Na decisão de sexta-feira, o juiz distrital dos EUA Sparkle L. Sooknanan negou a moção do governo federal para encerrar o caso e marcou uma audiência na próxima semana para o partido discutir os próximos passos do caso.
O presidente Trump anunciou em janeiro que seu governo usaria o centro de detenção de Guantánamo para deter “milhares de milhares de criminosos” como parte de uma repressão à imigração.
Entre fevereiro e junho, as autoridades federais de imigração detiveram cerca de 500 imigrantes em Guantánamo, disse Sooknanan, porque a base era usada como base para imigrantes.

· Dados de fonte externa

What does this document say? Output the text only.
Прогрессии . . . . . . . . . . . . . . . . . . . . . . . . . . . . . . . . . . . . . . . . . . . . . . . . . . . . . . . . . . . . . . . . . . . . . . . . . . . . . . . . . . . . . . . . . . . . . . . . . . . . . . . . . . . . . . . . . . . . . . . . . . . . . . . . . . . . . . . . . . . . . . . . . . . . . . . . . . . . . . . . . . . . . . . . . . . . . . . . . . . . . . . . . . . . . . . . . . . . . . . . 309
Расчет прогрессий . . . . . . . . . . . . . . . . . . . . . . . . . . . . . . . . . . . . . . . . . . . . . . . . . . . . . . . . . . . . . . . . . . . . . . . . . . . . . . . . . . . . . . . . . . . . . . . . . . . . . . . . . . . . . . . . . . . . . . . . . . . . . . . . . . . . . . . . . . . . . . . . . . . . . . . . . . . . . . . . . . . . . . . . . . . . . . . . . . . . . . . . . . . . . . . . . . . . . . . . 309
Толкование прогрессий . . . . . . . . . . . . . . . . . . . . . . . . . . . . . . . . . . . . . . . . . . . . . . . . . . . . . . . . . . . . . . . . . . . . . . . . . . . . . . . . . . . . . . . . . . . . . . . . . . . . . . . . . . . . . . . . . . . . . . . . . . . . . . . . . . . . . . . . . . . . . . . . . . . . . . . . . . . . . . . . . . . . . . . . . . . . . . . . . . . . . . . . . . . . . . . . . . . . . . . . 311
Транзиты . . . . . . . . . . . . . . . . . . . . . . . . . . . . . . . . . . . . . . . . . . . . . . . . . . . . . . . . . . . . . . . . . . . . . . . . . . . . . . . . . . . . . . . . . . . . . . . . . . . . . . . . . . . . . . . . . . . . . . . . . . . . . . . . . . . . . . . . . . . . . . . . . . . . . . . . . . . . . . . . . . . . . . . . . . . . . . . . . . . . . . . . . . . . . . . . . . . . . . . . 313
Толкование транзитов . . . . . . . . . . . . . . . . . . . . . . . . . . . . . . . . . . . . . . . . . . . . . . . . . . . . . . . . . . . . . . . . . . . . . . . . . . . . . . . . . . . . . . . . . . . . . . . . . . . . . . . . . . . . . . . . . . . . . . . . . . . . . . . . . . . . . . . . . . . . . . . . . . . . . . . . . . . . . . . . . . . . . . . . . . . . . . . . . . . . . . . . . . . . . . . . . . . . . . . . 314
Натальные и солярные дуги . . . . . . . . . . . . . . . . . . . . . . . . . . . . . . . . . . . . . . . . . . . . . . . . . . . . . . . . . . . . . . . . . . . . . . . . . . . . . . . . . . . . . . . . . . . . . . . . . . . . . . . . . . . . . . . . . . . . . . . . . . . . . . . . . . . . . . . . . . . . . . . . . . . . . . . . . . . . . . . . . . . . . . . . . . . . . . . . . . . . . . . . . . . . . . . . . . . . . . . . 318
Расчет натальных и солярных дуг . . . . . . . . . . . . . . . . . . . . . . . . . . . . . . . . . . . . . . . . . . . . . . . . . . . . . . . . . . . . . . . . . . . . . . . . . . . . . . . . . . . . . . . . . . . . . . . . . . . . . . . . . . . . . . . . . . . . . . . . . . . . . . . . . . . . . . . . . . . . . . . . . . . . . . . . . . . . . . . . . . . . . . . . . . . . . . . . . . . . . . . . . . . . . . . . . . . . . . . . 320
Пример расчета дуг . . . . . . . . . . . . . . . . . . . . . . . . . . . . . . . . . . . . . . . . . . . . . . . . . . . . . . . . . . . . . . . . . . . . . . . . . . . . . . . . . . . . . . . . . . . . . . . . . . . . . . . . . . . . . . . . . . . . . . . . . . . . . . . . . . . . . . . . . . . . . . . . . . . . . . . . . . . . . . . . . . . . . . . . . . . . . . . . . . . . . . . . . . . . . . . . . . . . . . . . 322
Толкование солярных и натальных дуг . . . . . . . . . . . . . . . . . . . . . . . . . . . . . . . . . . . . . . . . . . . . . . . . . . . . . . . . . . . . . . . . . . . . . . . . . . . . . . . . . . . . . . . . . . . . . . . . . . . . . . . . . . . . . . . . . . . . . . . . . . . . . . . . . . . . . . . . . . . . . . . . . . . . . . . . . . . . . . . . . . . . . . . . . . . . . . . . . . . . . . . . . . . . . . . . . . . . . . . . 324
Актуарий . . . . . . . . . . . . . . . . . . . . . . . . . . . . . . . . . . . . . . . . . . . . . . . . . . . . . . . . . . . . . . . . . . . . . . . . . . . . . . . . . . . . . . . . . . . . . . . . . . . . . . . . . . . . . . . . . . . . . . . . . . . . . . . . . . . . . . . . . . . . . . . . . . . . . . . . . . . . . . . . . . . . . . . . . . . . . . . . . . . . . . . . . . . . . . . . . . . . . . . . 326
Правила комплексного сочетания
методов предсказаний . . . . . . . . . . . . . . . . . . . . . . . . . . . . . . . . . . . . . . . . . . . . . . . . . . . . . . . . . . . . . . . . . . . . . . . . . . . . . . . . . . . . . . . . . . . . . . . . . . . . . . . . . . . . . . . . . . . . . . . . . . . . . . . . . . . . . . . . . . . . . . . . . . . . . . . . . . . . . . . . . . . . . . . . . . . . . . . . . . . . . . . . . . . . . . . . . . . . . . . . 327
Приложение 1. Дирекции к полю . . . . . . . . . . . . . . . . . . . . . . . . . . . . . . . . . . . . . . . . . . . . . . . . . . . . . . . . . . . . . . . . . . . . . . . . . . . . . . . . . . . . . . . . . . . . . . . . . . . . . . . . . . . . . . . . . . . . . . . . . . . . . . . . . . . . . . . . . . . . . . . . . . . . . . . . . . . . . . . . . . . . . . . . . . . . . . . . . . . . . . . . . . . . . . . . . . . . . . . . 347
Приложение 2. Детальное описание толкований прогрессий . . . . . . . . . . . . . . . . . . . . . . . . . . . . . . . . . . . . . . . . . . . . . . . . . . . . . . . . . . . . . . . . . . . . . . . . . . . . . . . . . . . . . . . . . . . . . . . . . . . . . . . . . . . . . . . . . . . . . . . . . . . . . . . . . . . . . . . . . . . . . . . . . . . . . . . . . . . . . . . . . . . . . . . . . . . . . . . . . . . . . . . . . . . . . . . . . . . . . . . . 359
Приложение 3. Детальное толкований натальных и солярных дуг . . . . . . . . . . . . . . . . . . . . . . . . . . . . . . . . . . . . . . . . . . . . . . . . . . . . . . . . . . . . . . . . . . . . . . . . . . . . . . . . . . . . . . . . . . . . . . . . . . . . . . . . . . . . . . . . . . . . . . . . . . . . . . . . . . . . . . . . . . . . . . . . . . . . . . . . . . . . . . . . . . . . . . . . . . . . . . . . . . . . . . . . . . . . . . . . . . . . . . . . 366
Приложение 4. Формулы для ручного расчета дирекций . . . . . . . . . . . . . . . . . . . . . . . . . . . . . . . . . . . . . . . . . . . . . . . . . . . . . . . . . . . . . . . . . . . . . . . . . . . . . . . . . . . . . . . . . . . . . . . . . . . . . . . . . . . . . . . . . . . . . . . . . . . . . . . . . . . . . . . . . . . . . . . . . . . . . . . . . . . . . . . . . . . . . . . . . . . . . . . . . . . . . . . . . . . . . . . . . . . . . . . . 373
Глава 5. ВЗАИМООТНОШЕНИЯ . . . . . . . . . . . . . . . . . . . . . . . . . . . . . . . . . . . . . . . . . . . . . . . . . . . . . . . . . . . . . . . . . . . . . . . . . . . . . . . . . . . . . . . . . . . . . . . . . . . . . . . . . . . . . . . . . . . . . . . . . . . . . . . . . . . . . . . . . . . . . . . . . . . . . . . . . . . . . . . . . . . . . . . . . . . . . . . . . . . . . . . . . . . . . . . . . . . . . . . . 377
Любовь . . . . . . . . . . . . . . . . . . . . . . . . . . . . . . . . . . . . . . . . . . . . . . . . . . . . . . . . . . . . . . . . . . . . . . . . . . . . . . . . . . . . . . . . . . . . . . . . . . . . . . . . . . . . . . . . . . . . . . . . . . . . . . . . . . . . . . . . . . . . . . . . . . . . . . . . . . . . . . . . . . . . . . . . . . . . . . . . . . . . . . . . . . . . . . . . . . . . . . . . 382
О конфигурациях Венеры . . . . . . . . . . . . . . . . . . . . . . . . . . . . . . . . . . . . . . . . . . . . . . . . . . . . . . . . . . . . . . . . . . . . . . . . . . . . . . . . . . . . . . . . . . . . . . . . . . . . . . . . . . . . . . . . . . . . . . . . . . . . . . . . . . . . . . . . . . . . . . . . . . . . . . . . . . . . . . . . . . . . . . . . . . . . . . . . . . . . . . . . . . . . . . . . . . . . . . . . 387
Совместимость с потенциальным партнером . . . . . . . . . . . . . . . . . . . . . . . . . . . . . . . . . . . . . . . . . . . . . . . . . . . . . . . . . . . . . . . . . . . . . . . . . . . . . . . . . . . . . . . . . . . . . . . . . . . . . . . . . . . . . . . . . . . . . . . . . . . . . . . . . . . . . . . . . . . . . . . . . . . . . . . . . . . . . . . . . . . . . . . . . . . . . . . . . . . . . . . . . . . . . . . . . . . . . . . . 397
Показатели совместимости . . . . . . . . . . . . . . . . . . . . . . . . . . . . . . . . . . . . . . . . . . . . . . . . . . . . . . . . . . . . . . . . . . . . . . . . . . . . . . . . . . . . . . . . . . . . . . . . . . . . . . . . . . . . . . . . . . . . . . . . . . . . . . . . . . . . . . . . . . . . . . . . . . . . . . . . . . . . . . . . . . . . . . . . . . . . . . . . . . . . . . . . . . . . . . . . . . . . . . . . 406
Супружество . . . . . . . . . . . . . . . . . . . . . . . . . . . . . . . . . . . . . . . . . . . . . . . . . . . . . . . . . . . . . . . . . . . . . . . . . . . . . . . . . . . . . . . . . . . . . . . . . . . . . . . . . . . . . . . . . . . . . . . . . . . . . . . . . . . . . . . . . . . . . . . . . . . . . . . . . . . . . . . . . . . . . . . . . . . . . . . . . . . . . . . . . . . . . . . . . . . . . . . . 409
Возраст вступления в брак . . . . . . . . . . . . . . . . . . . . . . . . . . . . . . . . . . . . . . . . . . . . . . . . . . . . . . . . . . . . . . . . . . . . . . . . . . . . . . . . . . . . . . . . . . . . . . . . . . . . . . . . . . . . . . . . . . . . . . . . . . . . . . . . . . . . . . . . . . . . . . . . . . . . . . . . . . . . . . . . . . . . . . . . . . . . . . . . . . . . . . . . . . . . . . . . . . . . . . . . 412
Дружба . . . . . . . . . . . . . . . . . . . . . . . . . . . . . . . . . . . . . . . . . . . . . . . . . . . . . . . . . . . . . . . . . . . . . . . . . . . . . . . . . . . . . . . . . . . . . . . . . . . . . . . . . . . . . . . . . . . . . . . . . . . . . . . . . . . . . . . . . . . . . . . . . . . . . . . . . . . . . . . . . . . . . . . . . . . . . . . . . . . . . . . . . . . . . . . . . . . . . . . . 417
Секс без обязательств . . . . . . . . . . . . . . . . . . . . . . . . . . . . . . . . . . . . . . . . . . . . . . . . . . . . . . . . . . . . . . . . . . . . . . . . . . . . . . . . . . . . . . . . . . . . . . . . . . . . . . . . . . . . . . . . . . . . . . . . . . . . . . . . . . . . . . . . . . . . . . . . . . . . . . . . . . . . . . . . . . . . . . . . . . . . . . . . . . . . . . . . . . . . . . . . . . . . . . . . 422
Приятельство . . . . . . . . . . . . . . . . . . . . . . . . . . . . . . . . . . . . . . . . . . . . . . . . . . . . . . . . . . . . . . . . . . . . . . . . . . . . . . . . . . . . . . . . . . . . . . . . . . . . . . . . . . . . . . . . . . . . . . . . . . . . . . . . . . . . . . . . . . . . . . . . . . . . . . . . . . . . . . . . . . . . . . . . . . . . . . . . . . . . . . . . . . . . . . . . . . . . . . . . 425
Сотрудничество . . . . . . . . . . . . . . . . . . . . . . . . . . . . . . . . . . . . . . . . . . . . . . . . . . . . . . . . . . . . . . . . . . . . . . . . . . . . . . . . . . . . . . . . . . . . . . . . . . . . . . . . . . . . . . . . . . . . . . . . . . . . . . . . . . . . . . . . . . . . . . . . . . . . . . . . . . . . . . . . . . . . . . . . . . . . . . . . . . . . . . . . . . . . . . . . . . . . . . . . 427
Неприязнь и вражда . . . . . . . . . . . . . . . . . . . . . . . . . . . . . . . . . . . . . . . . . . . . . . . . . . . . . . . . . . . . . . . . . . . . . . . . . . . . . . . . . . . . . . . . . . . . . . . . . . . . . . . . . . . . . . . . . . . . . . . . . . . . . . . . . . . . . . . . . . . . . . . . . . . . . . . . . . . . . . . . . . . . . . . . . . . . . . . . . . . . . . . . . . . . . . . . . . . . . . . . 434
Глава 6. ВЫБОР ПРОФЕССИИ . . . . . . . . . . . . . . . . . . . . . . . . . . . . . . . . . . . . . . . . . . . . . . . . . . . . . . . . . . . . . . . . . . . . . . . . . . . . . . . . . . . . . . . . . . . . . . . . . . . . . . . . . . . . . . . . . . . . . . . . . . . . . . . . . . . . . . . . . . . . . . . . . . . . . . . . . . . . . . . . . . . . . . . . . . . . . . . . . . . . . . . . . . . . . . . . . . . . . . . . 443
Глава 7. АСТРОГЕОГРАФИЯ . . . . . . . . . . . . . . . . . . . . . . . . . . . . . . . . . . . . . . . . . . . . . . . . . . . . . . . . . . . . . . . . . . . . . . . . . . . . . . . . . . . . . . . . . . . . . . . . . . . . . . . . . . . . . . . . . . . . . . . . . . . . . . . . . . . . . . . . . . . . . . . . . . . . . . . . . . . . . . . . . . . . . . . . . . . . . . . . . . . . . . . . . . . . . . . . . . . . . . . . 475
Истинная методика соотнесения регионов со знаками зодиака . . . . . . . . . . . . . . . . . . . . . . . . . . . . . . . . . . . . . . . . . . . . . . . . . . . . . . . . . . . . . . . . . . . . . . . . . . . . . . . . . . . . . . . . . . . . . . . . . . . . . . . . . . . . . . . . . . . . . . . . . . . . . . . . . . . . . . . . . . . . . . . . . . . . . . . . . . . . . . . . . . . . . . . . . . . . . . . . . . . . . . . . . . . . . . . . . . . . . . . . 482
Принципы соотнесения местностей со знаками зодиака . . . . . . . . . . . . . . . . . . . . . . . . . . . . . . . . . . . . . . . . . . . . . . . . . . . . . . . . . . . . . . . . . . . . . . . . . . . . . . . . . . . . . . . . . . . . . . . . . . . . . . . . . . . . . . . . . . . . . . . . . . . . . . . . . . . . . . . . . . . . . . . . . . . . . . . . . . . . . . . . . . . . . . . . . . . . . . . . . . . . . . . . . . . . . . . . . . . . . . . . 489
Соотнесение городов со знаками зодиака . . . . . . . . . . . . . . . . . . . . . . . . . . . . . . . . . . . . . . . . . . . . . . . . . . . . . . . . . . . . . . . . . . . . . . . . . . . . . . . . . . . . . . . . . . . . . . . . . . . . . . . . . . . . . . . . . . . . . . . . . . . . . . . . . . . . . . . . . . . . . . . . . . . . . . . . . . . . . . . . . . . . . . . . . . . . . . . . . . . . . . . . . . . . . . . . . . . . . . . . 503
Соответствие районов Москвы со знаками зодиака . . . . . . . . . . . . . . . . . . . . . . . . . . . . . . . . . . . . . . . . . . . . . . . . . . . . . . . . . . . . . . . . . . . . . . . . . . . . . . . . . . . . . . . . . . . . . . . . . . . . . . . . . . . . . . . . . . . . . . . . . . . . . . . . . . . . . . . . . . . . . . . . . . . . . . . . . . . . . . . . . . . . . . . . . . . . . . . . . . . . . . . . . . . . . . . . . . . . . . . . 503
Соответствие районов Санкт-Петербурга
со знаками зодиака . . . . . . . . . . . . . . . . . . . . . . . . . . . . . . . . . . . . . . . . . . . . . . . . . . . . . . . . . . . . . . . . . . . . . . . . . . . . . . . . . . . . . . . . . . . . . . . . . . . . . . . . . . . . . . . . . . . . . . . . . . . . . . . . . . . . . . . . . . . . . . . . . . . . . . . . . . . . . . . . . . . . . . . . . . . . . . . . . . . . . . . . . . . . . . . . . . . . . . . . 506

O procurador-geral dos EUA, Lee Gelernt, que anunciou o caso, disse num comunicado no sábado que “vamos acabar com o regime ilegal de deportação de imigrantes sem motivo, à custa do teatro”.
O Departamento de Segurança Interna não retornou imediatamente um pedido de comentário.
A ACLU e outros grupos de defesa argumentaram que o transporte de imigrantes para Guantánamo é ilegal. A administração Trump disse que tem amplos poderes para deter imigrantes com ordens finais de deportação nas instalações.
Em comunicado, Tricia McLaughlin, secretária assistente do Departamento de Segurança Interna, disse:
O centro de detenção militar dos EUA na Baía de Guantánamo foi mantido sob ameaça de terrorismo após os ataques de 11 de Setembro de 2001, quando as condições de vida foram amplamente criticadas.